US retail sales fell less than expected in February, but a sharp downward revision to January's data could reignite concerns about the economy's growth prospects.
The Dow Jones industrial average ended up 22.4 points, or 0.13 per cent, at 17,251.53, the S&P 500 lost 3.71 points, or 0.18 per cent, to 2,015.93 and the Nasdaq Composite dropped 21.61 points, or 0.45 per cent, to 4,728.67.
Healthcare was the worst-performing sector, dropping 1.6 per cent.
Valeant Pharmaceuticals International Inc plunged 51.5 per cent to $33.51 in its busiest-ever trading day. The Canadian drugmaker cut its 2016 revenue forecast and flagged the risk of defaulting on its debt, eroding investor confidence in the troubled company.
Allergan dropped 3.4 per cent to $283. The stock was the biggest drag on the S&P 500.
Materials stocks fell 0.91 per cent.
Apple shares climbed 2 per cent to $104.58 after Morgan Stanley said March iPhone demand was tracking ahead of expectations.
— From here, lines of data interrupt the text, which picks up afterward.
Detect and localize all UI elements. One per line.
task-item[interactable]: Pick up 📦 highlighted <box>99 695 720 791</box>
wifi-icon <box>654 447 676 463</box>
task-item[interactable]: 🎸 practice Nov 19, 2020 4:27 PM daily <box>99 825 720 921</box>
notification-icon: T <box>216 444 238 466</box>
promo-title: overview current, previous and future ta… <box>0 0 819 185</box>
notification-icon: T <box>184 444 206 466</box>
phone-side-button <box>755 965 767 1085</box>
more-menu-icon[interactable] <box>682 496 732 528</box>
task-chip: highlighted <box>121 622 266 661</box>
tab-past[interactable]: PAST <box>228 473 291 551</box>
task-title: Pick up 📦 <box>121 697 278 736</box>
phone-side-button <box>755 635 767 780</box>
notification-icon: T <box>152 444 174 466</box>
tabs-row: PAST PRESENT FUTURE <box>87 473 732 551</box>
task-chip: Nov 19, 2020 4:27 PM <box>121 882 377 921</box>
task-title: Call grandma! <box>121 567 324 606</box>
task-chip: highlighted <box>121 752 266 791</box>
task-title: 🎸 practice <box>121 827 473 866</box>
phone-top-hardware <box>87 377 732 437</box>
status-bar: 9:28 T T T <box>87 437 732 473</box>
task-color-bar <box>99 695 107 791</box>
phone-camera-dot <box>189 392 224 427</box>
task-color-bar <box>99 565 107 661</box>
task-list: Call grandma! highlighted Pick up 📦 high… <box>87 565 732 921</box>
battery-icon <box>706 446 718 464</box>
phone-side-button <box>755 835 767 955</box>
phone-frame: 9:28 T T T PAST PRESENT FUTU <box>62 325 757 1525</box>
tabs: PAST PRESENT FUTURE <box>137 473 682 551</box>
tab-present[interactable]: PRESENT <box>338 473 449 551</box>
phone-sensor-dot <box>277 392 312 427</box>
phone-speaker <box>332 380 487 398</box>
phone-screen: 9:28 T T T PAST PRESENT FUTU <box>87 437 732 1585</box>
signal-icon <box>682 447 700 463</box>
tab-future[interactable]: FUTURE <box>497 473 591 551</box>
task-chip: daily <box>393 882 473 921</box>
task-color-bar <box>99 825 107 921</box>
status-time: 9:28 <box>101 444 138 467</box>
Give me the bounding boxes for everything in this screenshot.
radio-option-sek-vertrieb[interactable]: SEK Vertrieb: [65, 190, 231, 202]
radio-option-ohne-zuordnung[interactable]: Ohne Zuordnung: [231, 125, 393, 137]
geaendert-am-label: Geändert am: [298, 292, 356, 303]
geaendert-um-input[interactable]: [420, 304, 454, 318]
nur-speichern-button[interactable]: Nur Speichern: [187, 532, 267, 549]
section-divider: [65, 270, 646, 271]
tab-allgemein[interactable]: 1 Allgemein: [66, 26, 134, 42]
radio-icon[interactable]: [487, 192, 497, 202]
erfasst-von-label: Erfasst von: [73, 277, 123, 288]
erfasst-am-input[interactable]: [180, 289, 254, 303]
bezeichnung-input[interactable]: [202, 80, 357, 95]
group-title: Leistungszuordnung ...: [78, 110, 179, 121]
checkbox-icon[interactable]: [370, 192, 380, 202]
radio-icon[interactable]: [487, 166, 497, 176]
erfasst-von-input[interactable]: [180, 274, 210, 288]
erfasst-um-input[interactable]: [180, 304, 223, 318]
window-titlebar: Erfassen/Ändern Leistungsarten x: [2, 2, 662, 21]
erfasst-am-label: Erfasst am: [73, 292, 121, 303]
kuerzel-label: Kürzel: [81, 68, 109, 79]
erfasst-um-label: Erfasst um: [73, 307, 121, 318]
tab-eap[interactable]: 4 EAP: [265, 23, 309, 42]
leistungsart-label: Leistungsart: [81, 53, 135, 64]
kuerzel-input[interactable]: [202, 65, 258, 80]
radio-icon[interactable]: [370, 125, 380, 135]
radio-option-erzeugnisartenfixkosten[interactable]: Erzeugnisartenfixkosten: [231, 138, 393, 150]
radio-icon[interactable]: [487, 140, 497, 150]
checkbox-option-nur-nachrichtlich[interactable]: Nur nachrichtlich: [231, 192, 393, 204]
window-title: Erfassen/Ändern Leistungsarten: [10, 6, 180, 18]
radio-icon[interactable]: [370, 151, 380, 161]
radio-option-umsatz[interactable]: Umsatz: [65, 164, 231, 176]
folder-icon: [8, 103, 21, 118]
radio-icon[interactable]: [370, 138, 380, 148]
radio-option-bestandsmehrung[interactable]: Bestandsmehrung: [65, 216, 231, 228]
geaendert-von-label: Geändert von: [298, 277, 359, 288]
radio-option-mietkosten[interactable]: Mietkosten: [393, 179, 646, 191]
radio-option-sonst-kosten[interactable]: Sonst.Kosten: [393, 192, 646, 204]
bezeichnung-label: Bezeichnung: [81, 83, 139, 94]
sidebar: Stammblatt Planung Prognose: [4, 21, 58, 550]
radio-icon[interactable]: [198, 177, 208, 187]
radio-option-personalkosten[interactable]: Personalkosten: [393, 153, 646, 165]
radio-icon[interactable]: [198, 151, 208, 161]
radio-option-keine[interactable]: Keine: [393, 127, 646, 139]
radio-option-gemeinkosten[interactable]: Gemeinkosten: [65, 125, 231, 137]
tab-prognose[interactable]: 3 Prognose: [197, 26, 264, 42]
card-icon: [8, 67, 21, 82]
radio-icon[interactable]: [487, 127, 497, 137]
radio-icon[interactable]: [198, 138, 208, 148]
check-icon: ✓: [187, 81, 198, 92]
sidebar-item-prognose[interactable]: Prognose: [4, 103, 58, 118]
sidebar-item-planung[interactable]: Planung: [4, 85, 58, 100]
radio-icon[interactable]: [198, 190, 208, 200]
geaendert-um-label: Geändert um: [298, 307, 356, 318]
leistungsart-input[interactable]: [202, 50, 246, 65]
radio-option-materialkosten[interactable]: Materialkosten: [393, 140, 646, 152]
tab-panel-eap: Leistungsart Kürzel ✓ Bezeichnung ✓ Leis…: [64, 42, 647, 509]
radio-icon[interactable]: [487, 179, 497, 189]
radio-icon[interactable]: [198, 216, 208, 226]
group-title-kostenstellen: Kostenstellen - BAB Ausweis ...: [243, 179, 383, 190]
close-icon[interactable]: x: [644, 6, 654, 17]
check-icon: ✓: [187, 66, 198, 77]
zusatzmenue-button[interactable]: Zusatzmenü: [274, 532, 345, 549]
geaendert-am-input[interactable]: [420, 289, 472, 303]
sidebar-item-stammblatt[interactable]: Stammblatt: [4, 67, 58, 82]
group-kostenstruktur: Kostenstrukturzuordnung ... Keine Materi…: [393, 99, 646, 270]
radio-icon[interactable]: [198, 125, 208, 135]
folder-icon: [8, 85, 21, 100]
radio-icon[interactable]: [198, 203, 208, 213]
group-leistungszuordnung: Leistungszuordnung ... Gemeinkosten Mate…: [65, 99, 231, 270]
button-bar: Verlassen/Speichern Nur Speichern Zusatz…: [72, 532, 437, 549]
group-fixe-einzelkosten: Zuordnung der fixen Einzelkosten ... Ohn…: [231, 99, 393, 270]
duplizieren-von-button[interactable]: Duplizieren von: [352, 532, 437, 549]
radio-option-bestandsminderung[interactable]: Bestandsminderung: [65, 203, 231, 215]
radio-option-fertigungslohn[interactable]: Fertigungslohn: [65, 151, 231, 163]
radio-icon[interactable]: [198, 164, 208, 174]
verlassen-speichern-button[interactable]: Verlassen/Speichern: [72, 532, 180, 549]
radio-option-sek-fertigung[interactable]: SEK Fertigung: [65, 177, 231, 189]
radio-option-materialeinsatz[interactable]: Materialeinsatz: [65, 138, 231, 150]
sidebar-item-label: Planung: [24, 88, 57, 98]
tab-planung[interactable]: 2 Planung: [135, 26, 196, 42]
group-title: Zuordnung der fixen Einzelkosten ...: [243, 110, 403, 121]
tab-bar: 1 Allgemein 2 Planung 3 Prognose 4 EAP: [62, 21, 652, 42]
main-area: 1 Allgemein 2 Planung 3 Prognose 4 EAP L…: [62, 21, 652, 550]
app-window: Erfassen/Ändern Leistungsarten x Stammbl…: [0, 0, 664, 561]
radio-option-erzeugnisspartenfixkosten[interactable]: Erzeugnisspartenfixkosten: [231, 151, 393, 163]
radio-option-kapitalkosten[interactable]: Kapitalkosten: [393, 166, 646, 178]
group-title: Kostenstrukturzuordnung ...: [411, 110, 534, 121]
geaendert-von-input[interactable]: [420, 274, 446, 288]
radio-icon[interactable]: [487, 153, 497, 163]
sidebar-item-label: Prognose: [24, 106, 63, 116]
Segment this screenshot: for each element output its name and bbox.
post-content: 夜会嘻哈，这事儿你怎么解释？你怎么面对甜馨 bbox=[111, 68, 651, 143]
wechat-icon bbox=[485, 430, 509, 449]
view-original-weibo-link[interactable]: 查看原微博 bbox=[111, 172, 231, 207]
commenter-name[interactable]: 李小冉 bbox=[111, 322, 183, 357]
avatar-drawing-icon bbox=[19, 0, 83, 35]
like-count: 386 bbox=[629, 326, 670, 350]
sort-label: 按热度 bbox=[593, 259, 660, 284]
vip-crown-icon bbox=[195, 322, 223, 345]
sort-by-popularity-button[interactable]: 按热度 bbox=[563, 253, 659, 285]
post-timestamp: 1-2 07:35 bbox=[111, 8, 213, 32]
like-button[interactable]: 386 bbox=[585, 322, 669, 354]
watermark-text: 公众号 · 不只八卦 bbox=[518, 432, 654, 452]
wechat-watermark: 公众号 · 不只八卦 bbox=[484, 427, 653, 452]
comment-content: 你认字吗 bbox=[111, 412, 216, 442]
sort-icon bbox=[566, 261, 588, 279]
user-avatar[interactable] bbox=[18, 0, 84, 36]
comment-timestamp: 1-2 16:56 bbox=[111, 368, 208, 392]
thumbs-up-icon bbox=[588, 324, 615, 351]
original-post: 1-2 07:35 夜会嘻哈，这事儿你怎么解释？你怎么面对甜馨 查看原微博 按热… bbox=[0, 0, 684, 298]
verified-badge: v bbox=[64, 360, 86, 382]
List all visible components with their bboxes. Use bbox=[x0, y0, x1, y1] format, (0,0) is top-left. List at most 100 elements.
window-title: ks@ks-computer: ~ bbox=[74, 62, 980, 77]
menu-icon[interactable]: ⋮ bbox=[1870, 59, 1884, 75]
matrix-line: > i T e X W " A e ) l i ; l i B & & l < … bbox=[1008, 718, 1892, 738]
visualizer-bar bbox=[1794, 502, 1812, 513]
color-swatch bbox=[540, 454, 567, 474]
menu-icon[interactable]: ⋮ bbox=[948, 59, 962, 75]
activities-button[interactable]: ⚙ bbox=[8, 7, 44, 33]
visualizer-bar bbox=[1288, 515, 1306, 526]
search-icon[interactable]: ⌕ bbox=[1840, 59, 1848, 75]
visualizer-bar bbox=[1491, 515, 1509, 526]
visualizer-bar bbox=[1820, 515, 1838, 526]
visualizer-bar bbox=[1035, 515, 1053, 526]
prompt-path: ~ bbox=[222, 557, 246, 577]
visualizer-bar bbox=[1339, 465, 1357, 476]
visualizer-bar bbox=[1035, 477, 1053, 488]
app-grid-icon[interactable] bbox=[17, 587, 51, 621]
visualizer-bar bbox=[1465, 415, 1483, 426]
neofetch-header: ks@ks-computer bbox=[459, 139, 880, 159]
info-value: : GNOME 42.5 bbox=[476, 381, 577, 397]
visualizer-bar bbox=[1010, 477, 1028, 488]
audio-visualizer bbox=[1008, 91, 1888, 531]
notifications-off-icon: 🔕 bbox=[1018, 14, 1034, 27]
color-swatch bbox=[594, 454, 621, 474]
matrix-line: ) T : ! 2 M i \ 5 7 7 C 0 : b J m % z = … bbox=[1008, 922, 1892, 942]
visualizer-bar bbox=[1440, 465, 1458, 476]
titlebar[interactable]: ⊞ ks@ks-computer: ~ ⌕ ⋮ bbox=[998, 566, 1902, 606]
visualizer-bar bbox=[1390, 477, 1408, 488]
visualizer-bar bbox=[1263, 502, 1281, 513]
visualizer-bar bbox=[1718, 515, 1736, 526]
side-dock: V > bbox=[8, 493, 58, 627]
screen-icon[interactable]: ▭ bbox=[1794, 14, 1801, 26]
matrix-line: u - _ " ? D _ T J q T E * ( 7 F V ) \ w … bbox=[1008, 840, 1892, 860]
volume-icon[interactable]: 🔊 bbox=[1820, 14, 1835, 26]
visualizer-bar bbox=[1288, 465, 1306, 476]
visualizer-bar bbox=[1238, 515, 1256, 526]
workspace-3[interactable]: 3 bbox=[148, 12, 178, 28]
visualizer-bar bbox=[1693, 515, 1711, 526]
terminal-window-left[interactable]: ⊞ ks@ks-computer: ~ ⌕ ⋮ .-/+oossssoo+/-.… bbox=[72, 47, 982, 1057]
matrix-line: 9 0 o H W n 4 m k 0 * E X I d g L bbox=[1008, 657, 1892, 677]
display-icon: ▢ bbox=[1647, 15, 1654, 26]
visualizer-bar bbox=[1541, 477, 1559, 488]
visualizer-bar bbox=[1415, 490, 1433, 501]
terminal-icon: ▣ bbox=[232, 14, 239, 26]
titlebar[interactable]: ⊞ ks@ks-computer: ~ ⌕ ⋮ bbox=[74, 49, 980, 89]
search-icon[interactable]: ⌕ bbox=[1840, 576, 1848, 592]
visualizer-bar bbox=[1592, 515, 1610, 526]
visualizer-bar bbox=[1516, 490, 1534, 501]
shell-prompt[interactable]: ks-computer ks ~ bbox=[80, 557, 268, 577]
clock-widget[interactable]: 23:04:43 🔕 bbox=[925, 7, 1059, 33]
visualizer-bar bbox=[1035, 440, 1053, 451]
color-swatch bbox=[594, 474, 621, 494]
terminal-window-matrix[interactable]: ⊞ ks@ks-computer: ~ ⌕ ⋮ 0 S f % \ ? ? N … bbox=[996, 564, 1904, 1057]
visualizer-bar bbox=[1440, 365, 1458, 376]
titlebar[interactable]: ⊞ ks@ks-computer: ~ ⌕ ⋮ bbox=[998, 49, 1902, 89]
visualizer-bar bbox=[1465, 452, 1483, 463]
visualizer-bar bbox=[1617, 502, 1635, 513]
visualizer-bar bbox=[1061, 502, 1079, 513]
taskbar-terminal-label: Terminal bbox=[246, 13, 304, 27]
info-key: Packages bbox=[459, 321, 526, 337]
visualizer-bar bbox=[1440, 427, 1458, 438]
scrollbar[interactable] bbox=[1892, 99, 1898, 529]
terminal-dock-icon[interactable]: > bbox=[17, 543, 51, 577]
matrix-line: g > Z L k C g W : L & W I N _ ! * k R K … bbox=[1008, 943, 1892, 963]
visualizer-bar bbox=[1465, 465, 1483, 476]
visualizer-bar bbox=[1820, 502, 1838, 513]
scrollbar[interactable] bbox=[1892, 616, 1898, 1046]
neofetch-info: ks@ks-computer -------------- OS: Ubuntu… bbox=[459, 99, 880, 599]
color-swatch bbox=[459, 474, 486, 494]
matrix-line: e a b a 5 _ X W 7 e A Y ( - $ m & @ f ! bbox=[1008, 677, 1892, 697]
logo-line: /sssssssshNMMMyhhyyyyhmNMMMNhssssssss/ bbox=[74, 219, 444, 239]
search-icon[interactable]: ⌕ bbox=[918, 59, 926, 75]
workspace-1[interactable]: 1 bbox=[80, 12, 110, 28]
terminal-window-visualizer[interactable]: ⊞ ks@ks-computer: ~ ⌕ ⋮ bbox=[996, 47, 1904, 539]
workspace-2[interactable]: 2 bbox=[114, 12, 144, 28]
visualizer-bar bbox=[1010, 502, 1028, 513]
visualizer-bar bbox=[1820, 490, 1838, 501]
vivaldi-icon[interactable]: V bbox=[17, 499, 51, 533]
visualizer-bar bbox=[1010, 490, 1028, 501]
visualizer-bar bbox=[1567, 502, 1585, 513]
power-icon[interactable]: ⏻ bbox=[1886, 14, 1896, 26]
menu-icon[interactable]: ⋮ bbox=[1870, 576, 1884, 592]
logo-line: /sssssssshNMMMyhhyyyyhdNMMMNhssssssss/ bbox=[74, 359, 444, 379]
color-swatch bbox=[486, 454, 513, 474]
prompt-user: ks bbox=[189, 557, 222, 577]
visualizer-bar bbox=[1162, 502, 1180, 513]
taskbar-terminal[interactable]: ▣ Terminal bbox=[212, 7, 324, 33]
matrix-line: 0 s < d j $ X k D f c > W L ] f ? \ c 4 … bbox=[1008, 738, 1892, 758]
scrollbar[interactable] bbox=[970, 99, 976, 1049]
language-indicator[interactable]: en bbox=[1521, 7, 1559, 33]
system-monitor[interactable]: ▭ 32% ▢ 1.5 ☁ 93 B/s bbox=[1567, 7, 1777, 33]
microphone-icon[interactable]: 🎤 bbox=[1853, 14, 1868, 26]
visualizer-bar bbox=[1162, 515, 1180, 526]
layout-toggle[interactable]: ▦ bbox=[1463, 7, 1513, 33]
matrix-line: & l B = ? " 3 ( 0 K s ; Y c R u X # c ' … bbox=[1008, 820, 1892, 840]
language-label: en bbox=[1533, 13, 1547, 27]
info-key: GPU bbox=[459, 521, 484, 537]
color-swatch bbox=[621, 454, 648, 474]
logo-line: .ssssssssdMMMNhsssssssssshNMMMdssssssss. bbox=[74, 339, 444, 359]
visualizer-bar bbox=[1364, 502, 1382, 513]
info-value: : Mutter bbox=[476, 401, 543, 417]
Apple was the biggest boost to the S&P 500.
Mead Johnson rose 11 per cent to $83.79 with traders attributing gains to a report that sparked deal chatter.
About 6.5 billion shares changed hands on US exchanges, below the 8.2 billion average over the last 20 sessions.
Declining issues outnumbered advancing ones on the NYSE by 2,256 to 787, for a 2.87-to-1 ratio on the downside; on the Nasdaq, 2,114 issues fell and 707 advanced for a 2.99-to-1 ratio favoring decliners.
The S&P 500 posted 19 new 52-week highs and 1 new low; the Nasdaq recorded 30 new highs and 44 new lows.